コンビビルは、12 歳未満の子供、体重 110 ポンド (約 50 kg) 未満の患者、または腎不全の患者には使用しないでください。

アジドチミジン（レトロビル）、ハイビッド（ザルシタビン）、ビデックス（ジダノシン）、ラミブジン（エピビル）、スタブジン（ゼリット）、コンビビルは我が国での使用が承認されています。

ヌクレオシド類似体のグループからのもう一つの新薬であるアバカビルは現在臨床試験中です。

アバカビルまたはジアゲン（グラクソ・スミスクライン社）は、天然グアノシン類似体の抗レトロウイルス薬であり、独自の細胞内リン酸化経路を有し、従来のヌクレオシド類似体とは一線を画しています。1回300mgを1日2回服用します。経口投与時のバイオアベイラビリティは良好で、中枢神経系に浸透します。

研究によると、アバカビルを単独で使用した場合、ウイルス量が大幅に減少し、AZTおよび3TCとの併用、さらにはプロテアーゼ阻害剤（リトナビル、インジナビル、フォルトバセドウ、ネルフィナビル、アンプレナビル）との併用により、ウイルス量が検出限界以下になることが示されています。臨床試験では、DDL療法またはD4T療法を受けている患者は、AZTまたはAZT/3TC療法を受けている患者よりもアバカビルの追加投与に対する反応が良好であることが示されています。

アバカビルは一般的に忍容性に優れています。使用中に、アレルギー反応（2～5%）、好中球減少症、発疹、吐き気、頭痛、腹痛、下痢などが稀に発生することがありますが、過敏症反応が早期に発見された場合、深刻な結果や患者の死亡につながる可能性があります。

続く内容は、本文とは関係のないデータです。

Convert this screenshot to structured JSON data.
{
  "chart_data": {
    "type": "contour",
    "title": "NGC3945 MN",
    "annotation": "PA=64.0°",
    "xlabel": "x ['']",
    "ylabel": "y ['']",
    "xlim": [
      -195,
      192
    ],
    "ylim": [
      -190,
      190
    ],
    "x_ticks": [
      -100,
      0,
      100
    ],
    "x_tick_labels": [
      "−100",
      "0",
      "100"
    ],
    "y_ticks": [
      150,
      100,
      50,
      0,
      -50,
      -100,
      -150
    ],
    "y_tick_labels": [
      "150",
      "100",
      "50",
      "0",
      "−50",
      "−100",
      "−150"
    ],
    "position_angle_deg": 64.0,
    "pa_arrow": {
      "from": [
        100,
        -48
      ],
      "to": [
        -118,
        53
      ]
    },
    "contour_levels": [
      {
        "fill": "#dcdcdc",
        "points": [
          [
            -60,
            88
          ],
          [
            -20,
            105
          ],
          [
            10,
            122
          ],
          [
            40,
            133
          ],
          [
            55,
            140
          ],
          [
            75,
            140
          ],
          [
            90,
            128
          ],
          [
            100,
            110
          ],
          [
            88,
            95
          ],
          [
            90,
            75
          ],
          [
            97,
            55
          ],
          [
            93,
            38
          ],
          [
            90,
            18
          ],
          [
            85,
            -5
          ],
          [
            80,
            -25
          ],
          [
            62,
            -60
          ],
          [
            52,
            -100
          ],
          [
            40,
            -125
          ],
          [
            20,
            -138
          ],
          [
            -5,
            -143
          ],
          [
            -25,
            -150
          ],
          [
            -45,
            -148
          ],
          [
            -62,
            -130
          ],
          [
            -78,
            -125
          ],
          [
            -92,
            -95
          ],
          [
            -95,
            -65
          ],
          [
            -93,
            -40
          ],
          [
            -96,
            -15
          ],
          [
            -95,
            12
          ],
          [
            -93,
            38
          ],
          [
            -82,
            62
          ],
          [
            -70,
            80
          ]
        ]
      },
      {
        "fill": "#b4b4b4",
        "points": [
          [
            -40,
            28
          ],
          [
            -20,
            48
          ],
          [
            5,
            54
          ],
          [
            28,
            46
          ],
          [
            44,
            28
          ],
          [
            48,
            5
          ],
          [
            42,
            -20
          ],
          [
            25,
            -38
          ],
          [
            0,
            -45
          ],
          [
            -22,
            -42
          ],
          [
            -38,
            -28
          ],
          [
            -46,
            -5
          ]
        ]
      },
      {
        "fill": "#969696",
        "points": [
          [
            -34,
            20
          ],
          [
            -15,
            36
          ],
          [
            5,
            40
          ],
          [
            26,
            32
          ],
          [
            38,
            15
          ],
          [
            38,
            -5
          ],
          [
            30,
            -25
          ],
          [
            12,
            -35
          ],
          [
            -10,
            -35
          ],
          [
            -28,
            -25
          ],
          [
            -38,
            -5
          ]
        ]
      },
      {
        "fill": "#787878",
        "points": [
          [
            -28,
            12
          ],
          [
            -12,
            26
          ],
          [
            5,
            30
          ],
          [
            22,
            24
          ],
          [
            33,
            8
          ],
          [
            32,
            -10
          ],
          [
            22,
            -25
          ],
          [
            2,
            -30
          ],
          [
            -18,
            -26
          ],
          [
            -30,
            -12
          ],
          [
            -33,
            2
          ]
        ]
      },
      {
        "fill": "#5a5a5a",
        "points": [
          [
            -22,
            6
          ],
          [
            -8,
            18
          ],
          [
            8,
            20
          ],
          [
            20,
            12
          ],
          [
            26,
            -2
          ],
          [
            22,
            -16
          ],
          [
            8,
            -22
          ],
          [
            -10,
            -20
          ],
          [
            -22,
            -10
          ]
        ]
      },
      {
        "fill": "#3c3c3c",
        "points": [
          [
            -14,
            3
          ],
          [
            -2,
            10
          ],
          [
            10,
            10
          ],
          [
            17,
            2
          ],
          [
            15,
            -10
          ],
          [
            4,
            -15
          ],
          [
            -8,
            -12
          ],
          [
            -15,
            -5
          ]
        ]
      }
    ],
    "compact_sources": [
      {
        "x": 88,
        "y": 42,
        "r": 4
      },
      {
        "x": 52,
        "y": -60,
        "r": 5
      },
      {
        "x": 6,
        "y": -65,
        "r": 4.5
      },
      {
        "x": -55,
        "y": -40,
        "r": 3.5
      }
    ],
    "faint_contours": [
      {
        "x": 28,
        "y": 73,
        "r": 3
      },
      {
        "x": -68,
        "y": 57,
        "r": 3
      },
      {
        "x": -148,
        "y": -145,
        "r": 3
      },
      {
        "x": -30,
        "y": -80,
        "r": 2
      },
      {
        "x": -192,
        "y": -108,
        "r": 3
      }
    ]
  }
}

臨床試験では、アバカビルと他の抗レトロウイルス薬との相互作用は認められていません。

12～24 週間のアバカビル単独療法で耐性 HIV 株が発生する稀なケースが報告されていますが、AZT または 3TC 療法ではアバカビルに対する交差耐性が生じる可能性があります。

アデホビルジピボキシル（プレベオン、ギリアド・サイエンシズ）は、ヌクレオチド類似体の最初の抗レトロウイルス薬であり、すでに一リン酸基（アデノシン一リン酸）を含んでおり、これがリン酸化のさらなる段階を促進し、特に休止状態の細胞を含む広範囲の細胞に対する活性を高めます。アデホビルは細胞内での半減期が長いため、抗レトロウイルス薬を1日1回1200 mgの用量で使用できます。腎臓から排泄されます。アデホビルと他の抗ウイルス薬との相互作用は、これまで十分に研究されていません。アデホビルは、B型肝炎ウイルスやサイトメガロウイルス（CMV）などの他のウイルス性因子に対して活性を示すことが確立されており、B型肝炎ウイルスおよびCMV感染を伴うHIV感染患者への使用が期待できます。

グラクソ・スミスクライン社の新しい抗レトロウイルス薬「トリジビル」が開発され、臨床試験の準備が整っています。トリジビルにはレトロビル300mg、エピビル150mg、アバカビル300mgが含まれており、1日2回1錠ずつ服用することが推奨されています。

最も強力なヌクレオシド系逆転写酵素阻害剤の1つであるアバカビルをコンビビルに導入することで、レトロビルとエピビルに対する耐性の発現を克服するのに役立ちます。

2 種類のヌクレオシド類似体の組み合わせの経験から、一般的に、組み合わせヌクレオシド療法 (AZT/ddl、AZT/ddC または AZT/3TC) はモノ AZT 療法または ddl 療法よりも効果的であることがわかっていますが、ヌクレオシド類似体には欠点もあります。HIV 逆転写酵素は急速に変異して薬剤に対して反応しなくなり、副作用を引き起こす可能性があるため、ヌクレオシド逆転写酵素阻害剤は他の HIV 酵素の阻害剤、特に C プロテアーゼ阻害剤と併用する必要があります。